Managing client relationships within the creative field

To many, the responsibilities of a creative or a designer may appear to be
‘what it says on the tin’. We are the creative catalyst in between a project 
brief and delivering a beautiful final result. Largely, they would be correct in their thinking, however one mustn’t see this as a limitation. Developing a 
direct connection with the client, past that of the client servicing team, 
can be substantially beneficial in working towards a long-term, collaborative working relationship.

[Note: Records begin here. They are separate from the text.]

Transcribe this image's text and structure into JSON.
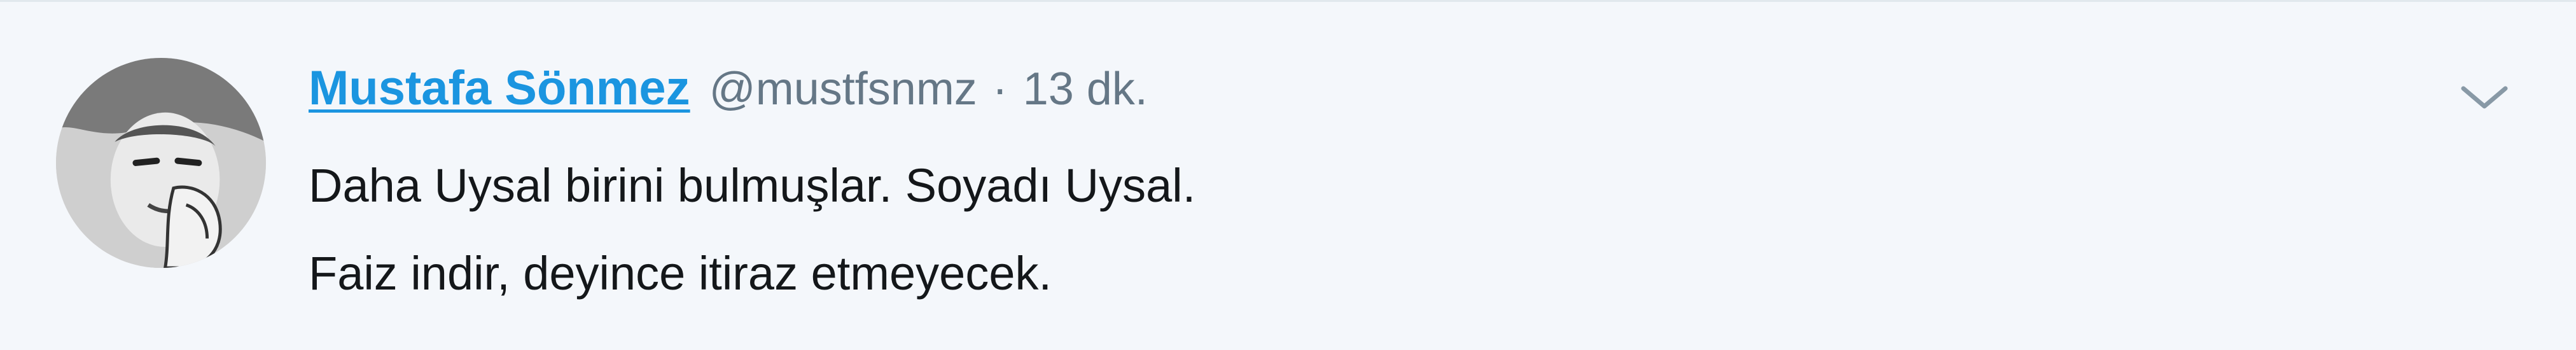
{
  "tweet": {
    "author": {
      "display_name": "Mustafa Sönmez",
      "handle": "@mustfsnmz"
    },
    "separator": "·",
    "timestamp": "13 dk.",
    "text_lines": [
      "Daha Uysal birini bulmuşlar. Soyadı Uysal.",
      "Faiz indir, deyince itiraz etmeyecek."
    ],
    "icons": {
      "menu": "chevron-down-icon",
      "avatar": "profile-photo"
    },
    "colors": {
      "background": "#f4f7fb",
      "name": "#1b95e0",
      "secondary": "#657786",
      "text": "#14171a"
    }
  }
}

Below I shall elaborate on how best to go about this, although it is worth prefixing this with the fact that this is a general guide formed through personal experience. No two clients are ever the same. Each new relationship must be treated and handled uniquely with a blank slate.

3 minute read

12th October 2023

Client Relationships – Creative Edition

Whether you are joining an ongoing project or welcoming a new client into the building, I find it best to learn as much as you can about both the company and the values of the individuals on the client-side that are involved in the brief. The client servicing team are a great source of information in gaining a detailed background knowledge of the business and any project history. Find out what recent projects have gone well and the reasons why some may not have.

Bear in mind that the interpretation of a successful project may occasionally differ between our view as an agency and that of the clients. Use these learnings to not only inform your work, but also how to approach discussions with the client. Referencing past prosperous creative in a meeting will both benefit the ongoing brief as well as signifying that you have taken a keen interest in the creative archives of that individual client.

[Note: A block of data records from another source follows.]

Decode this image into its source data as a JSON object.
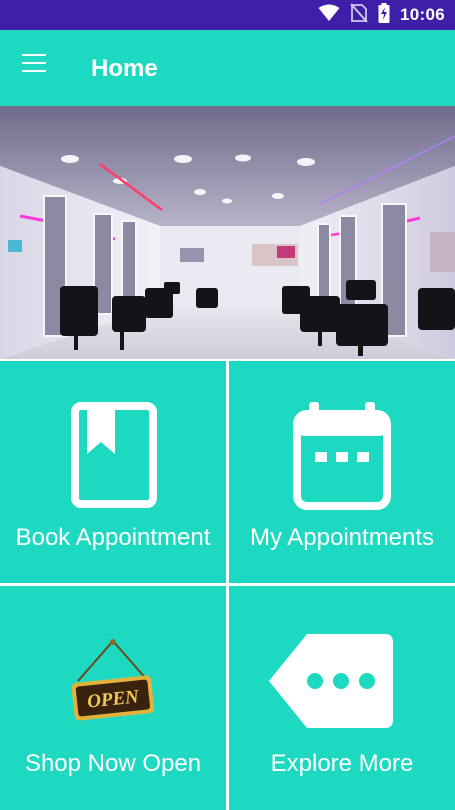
{
  "status_bar": {
    "time": "10:06",
    "icons": [
      "wifi-icon",
      "no-sim-icon",
      "battery-charging-icon"
    ]
  },
  "app_bar": {
    "title": "Home",
    "menu_icon": "hamburger-menu-icon"
  },
  "hero": {
    "description_icon": "salon-interior-photo"
  },
  "tiles": [
    {
      "label": "Book Appointment",
      "icon": "bookmark-book-icon"
    },
    {
      "label": "My Appointments",
      "icon": "calendar-icon"
    },
    {
      "label": "Shop Now Open",
      "icon": "open-sign-icon",
      "sign_text": "OPEN"
    },
    {
      "label": "Explore More",
      "icon": "more-tag-icon"
    }
  ],
  "colors": {
    "status_bar": "#3f1fa8",
    "accent": "#1ed9c2",
    "divider": "#ffffff"
  }
}
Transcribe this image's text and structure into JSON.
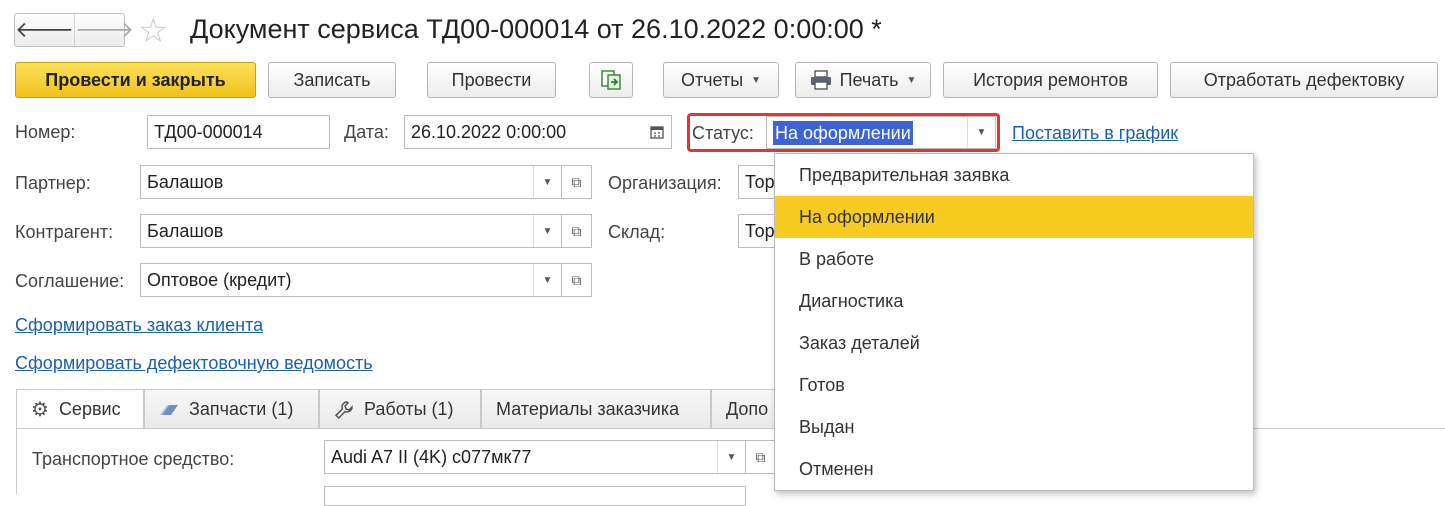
{
  "header": {
    "back_arrow": "🡐",
    "forward_arrow": "🡒",
    "star": "☆",
    "title": "Документ сервиса ТД00-000014 от 26.10.2022 0:00:00 *"
  },
  "toolbar": {
    "post_close": "Провести и закрыть",
    "save": "Записать",
    "post": "Провести",
    "reports": "Отчеты",
    "print": "Печать",
    "repair_history": "История ремонтов",
    "process_defects": "Отработать дефектовку"
  },
  "form": {
    "number_label": "Номер:",
    "number_value": "ТД00-000014",
    "date_label": "Дата:",
    "date_value": "26.10.2022  0:00:00",
    "status_label": "Статус:",
    "status_value": "На оформлении",
    "schedule_link": "Поставить в график",
    "partner_label": "Партнер:",
    "partner_value": "Балашов",
    "org_label": "Организация:",
    "org_value": "Тор",
    "contractor_label": "Контрагент:",
    "contractor_value": "Балашов",
    "warehouse_label": "Склад:",
    "warehouse_value": "Тор",
    "agreement_label": "Соглашение:",
    "agreement_value": "Оптовое (кредит)",
    "link_client_order": "Сформировать заказ клиента",
    "link_defect_sheet": "Сформировать дефектовочную ведомость"
  },
  "tabs": [
    {
      "label": "Сервис"
    },
    {
      "label": "Запчасти (1)"
    },
    {
      "label": "Работы (1)"
    },
    {
      "label": "Материалы заказчика"
    },
    {
      "label": "Допо"
    }
  ],
  "service": {
    "vehicle_label": "Транспортное средство:",
    "vehicle_value": "Audi A7 II (4K) с077мк77"
  },
  "status_dropdown": {
    "selected_index": 1,
    "options": [
      "Предварительная заявка",
      "На оформлении",
      "В работе",
      "Диагностика",
      "Заказ деталей",
      "Готов",
      "Выдан",
      "Отменен"
    ]
  },
  "colors": {
    "primary_button": "#f1c21b",
    "status_highlight_border": "#d93a33",
    "selected_option": "#f8cb22",
    "link": "#1a5fb4",
    "selection": "#3d63d6"
  }
}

To take it a step further, it is worth noting that there will occasionally be differences in approach based on the individuals involved on the client side of the project. To give a generic example, some may prefer a more straightforward approach to a creative presentation, getting to the point fairly quickly (their time is valuable!) – while another might want to hear and see the thought process that took you to the final result, giving rationale to the journey you endeavoured upon. These personal learnings are far more difficult to establish and inevitably take time to gauge. Don’t be afraid to be a ‘listener’ when you are first introduced to a client.

"Don’t be afraid to be a ‘listener’ when you are first introduced to a client."

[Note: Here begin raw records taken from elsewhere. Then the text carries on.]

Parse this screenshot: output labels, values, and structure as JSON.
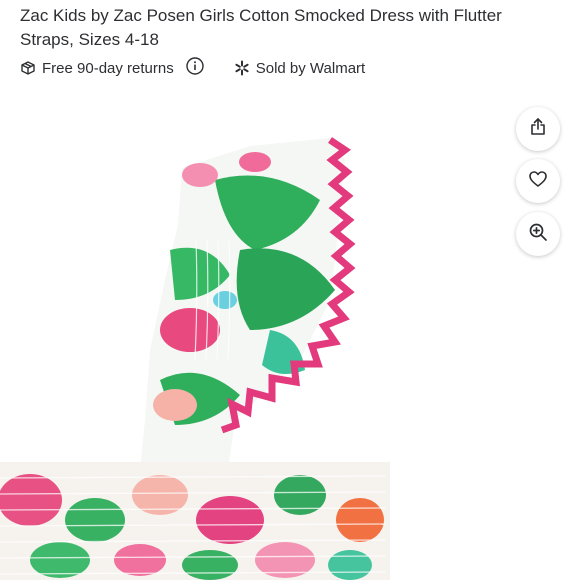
{
  "product": {
    "title": "Zac Kids by Zac Posen Girls Cotton Smocked Dress with Flutter Straps, Sizes 4-18",
    "returns_label": "Free 90-day returns",
    "seller_label": "Sold by Walmart"
  },
  "icons": {
    "returns": "returns-box-icon",
    "info": "info-icon",
    "seller": "walmart-spark-icon",
    "share": "share-icon",
    "favorite": "heart-icon",
    "zoom": "zoom-in-icon"
  },
  "colors": {
    "text": "#2e2f32",
    "trim_pink": "#e23a7c",
    "leaf_green": "#2fae5c",
    "flower_pink": "#f06a9a"
  }
}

Rhuari Kirkwood Creative Lead

Of course respond to any questions posed to you, however keep in mind that these are valuable minutes for you to learn the core values of the person(s) on the other end of the call; how they structure the discussion, if they take the lead or prefer to be lead, the pace at which the meeting takes place, if they are open to a more personal chat at the top of the call or if they’d rather get straight into the topic of discussion… you can learn a lot when you observe! Whether they be mental notes or physical notes, the previously mentioned values will be bountiful in forming a long-lasting understanding with this particular vein of the client.

Be yourself. It is so blindingly obvious when someones charming characteristics are masked by a robotic, copy paste ‘business’ veil. Nobody likes to be spoken to like a sales number. It goes without saying that this must be taken with a pinch of salt, as you have to remain professional at all times – however this doesn’t stop you from communicating with someone on a more personal level and allowing the mannerisms and attributes that brought you into bbd to shine through.

Above all else, be confident in yourself. It doesn’t serve the client in any way when a creative is afraid to voice their opinion or shout when they notice something that could be enhanced from its current state. Of course, know what you’re talking about before you accidentally dig yourself into a hole – but more often than not you are more knowledgeable than you think. Being part of a creative agency means we often spot what others can’t. Therefore when a solution, suggestion or doubt may be staring you in the face, it could simultaneously be overlooked by someone else. In addition to this, if you ever jump the gun or are told that your proposal simply won’t work, don’t think negatively of yourself for it. It is far more valuable to speak up and be told no than to not speak at all.

Creative Conclusions

Over the last couple of years at Bright Blue Day, I’m grateful to have been given the opportunity to form close relationships with some of our clients and to take on increasing levels of responsibility when working on long-running projects. From observing my peers in how they talk to clients as well as putting the previously mentioned learnings into place, I can say with certainty that my people skills and confidence towards clients has increased tremendously during my time here at bbd.

These skills were put to the test in February, when I had the chance to visit the Cohesity head office in San Jose, California as part of a team of three bbd’ers. Here we met several members of the Cohesity team, whom I’d already established strong foundations with. Not only did we discuss exciting opportunities within existing and upcoming projects, but we also managed to find time to talk on a much more personal level at client dinners and drinks. None of which I would’ve ever seen myself having the confidence to do in my life pre-agency! In conclusion… be confident, be inquisitive, and above all else let your character shine through!